Honestly, seeing some of the people I’ve seen working the polls, I’m surprised we don’t have election problems.
On Both Sides
Here’s one of the lines Bush keeps repeating on the campaign trail in arguing there should be caps on malpractice awards:
Too many people are driving too far to get good health care because these lawsuits are ruining medicine, as far as I’m concerned. You can’t be pro-doctor and pro-patient and pro-personal injury trial lawyer at the same time. (Applause.) You have to make a choice. My opponent made his choice and he put a personal injury trial lawyer on the ticket.
AUDIENCE: Booo!
Okay, Bush frames the issue to get a gratuitous shot it. Boo those bad trial lawyers. But then Bush adds this:
I have made my choice. I’m standing with the doctors of Ohio, I’m standing with the patients of Ohio. We are for medical liability reform.
That’s a pretty picture, isn’t it? On one side you have Kerry/Edwards and the bad trial lawyers, and on the other you have the doctors, patients, and Bush all working for better health care.
But what if the doctors mess up in treating the patients? Do the two still share the same interests? In the real world (as opposed to Bush world) they don’t; that’s why the trial lawyers enter the picture–to represent the patient’s interests in the dispute with the doctor/insurance company’s interests.
But somehow Bush stands with both sides at the same time.
Same Old Same Old
Some things haven’t changed much over the past 50 years.
Embedded With The 101st Airborne
Nope. No explosives here. Saddam cleared them out.
UPDATE: Besides, in the fog of war there’s no way we could have monitored one of the largest munitions dumps in Iraq.
Election Funny Business
According to a recent national survey by Fabrizio, McLaughlin & Associates, Bush has a slight lead over Kerry in an unweighted poll. But if you weigh the minority vote to the turnout shown in the 2000 exit polls, Kerry has over a 3% lead. This, among other factors, has lead a number of people in the left blogoshere to level charges that the Republicans are engaged in a campaign to suppress minority voting.
“Come on,” you may be thinking. “This is 2004. America abandoned those kind of practices decades ago.”
Have we?
A secret document obtained from inside Bush campaign headquarters in Florida suggests a plan – possibly in violation of US law – to disrupt voting in the state’s African-American voting districts, a BBC Newsnight investigation reveals.
Two e-mails, prepared for the executive director of the Bush campaign in Florida and the campaign’s national research director in Washington DC, contain a 15-page so-called “caging list”.

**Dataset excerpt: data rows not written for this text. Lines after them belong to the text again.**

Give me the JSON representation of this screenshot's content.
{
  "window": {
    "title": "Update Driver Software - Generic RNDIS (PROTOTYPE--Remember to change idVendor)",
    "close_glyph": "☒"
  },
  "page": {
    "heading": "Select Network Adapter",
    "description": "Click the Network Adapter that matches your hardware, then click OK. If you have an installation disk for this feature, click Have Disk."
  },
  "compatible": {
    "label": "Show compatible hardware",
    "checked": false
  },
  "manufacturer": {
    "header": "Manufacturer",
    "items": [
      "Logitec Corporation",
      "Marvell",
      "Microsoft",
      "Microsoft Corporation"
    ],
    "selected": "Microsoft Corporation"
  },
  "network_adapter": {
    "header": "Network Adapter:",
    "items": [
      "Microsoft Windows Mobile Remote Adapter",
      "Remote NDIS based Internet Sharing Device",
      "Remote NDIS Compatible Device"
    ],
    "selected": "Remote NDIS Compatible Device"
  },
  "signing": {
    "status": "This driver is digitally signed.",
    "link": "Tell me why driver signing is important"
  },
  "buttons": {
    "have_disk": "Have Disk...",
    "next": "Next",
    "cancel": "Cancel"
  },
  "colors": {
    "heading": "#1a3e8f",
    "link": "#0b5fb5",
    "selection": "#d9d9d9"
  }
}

It lists 1,886 names and addresses of voters in predominantly black and traditionally Democrat areas of Jacksonville, Florida.
An elections supervisor in Tallahassee, when shown the list, told Newsnight: “The only possible reason why they would keep such a thing is to challenge voters on election day.”

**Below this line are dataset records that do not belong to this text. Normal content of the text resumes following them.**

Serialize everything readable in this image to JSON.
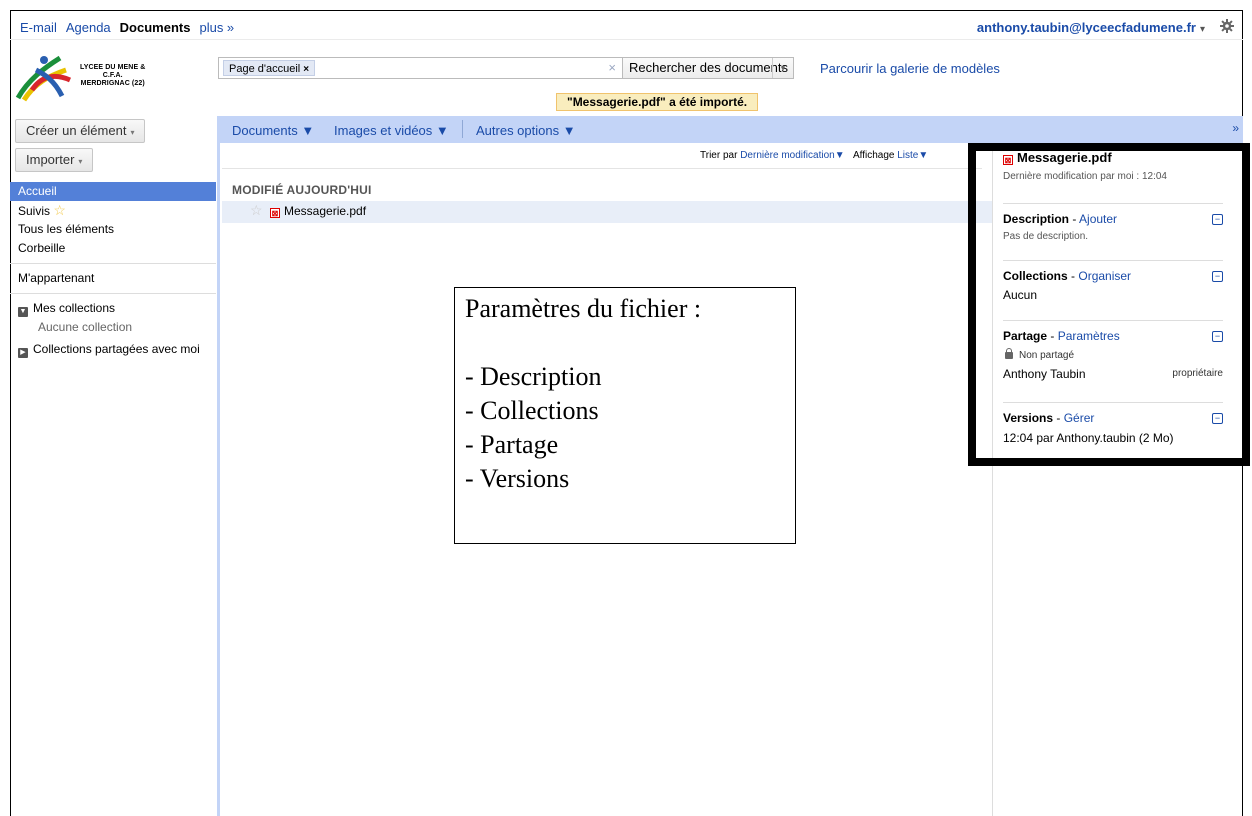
{
  "topnav": {
    "email": "E-mail",
    "agenda": "Agenda",
    "documents": "Documents",
    "more": "plus »"
  },
  "account": {
    "email": "anthony.taubin@lyceecfadumene.fr",
    "caret": "▾"
  },
  "logo": {
    "line1": "LYCEE DU MENE &",
    "line2": "C.F.A.",
    "line3": "MERDRIGNAC (22)"
  },
  "search": {
    "chip_label": "Page d'accueil",
    "chip_close": "×",
    "clear": "×",
    "button_label": "Rechercher des documents",
    "button_caret": "▾",
    "gallery_link": "Parcourir la galerie de modèles"
  },
  "notification": "\"Messagerie.pdf\" a été importé.",
  "left": {
    "create_button": "Créer un élément",
    "import_button": "Importer",
    "caret": "▾",
    "nav": [
      {
        "label": "Accueil"
      },
      {
        "label": "Suivis"
      },
      {
        "label": "Tous les éléments"
      },
      {
        "label": "Corbeille"
      }
    ],
    "mine": "M'appartenant",
    "my_collections": "Mes collections",
    "no_collection": "Aucune collection",
    "shared_collections": "Collections partagées avec moi"
  },
  "toolbar": {
    "documents": "Documents ▼",
    "images": "Images et vidéos ▼",
    "other": "Autres options ▼",
    "collapse": "»"
  },
  "sort": {
    "sort_prefix": "Trier par",
    "sort_value": "Dernière modification▼",
    "view_prefix": "Affichage",
    "view_value": "Liste▼"
  },
  "main": {
    "section_heading": "MODIFIÉ AUJOURD'HUI",
    "file_name": "Messagerie.pdf"
  },
  "annotation": {
    "title": "Paramètres du fichier :",
    "items": [
      "- Description",
      "- Collections",
      "- Partage",
      "- Versions"
    ]
  },
  "details": {
    "file_name": "Messagerie.pdf",
    "modified": "Dernière modification par moi : 12:04",
    "description_label": "Description",
    "description_action": "Ajouter",
    "description_value": "Pas de description.",
    "collections_label": "Collections",
    "collections_action": "Organiser",
    "collections_value": "Aucun",
    "sharing_label": "Partage",
    "sharing_action": "Paramètres",
    "sharing_status": "Non partagé",
    "owner_name": "Anthony Taubin",
    "owner_role": "propriétaire",
    "versions_label": "Versions",
    "versions_action": "Gérer",
    "versions_value": "12:04 par Anthony.taubin (2 Mo)",
    "separator": " - ",
    "minus": "−"
  },
  "colors": {
    "accent_blue": "#1a4ba8",
    "toolbar_bg": "#c3d4f7",
    "selection": "#5380d8",
    "notice_bg": "#f9edbe"
  }
}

So what are national Bush/Cheney campaign people doing with Jacksonville voter lists?
The one good thing about this election–in contrast to 2000–is that there’s going to be a boatload of people monitoring the polls during the election, not just after the fact. It’s going to be more difficult for the vote suppressors to get away with doing their dirty work.
The Gap
President Bush offers an interesting criticism of Senator Kerry: Kerry is guilty of promising to spend more than he can pay for:
During this campaign he’s proposed $2.2 trillion of new spending. Now, that is a trillion with a “T.” That’s a lot even for a senator from Massachusetts. (Laughter.)

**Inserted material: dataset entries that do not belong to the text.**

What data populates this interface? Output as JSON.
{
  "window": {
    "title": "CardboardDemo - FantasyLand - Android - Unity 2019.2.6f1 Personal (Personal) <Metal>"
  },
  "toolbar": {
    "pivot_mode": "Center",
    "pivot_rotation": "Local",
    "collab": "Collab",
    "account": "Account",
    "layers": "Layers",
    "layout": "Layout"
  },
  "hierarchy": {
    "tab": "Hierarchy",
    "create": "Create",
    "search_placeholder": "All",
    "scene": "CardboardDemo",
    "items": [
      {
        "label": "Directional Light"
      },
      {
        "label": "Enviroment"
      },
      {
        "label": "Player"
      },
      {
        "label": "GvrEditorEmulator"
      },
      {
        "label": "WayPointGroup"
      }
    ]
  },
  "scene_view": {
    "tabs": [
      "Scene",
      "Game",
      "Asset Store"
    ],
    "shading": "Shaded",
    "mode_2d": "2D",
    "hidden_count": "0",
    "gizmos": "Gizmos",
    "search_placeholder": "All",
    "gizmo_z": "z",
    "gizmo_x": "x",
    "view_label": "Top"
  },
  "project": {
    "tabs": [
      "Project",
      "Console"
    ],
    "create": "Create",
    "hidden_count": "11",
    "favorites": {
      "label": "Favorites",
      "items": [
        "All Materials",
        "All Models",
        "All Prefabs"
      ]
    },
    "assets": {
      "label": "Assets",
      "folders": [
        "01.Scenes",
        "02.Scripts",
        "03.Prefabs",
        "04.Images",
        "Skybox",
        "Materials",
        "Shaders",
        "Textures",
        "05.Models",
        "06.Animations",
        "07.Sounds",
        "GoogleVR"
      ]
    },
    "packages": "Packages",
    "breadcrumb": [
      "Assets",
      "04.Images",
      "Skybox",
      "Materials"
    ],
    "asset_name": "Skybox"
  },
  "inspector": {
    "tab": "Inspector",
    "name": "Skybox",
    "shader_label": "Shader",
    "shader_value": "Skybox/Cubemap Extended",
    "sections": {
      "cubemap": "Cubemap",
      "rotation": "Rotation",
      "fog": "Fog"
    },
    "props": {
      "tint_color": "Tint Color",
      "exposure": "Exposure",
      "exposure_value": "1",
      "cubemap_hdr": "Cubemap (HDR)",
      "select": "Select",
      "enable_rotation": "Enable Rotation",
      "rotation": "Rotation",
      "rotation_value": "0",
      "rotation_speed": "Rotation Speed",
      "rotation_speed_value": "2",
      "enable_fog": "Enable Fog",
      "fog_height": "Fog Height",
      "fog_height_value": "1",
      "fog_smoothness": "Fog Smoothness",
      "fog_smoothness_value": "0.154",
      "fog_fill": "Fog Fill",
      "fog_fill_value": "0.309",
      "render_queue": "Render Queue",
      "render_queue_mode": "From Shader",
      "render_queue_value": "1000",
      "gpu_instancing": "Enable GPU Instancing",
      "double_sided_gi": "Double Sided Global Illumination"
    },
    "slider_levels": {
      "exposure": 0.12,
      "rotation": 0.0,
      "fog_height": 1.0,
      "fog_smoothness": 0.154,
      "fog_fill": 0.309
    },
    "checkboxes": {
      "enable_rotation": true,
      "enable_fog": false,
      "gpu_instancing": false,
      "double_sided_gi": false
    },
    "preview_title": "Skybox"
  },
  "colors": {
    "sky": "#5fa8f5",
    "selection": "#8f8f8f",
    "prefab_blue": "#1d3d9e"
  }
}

So they said, how are you going to pay for it? And he said, oh, we’re just going to tax the rich. Now, you’ve heard that before. Be wary when you hear, oh, we’re just going to tax the rich. My opponent has promised $2.2 trillion, but when you run up the top two brackets, you only raise between $600 billion and $800 billion. There is a gap between that which he promised and that which he can deliver. And guess who usually fills that gap.
AUDIENCE: We do!
Honestly, isn’t President Bush the last person who should be calling someone else out on a gap between what they promise and what they can pay for?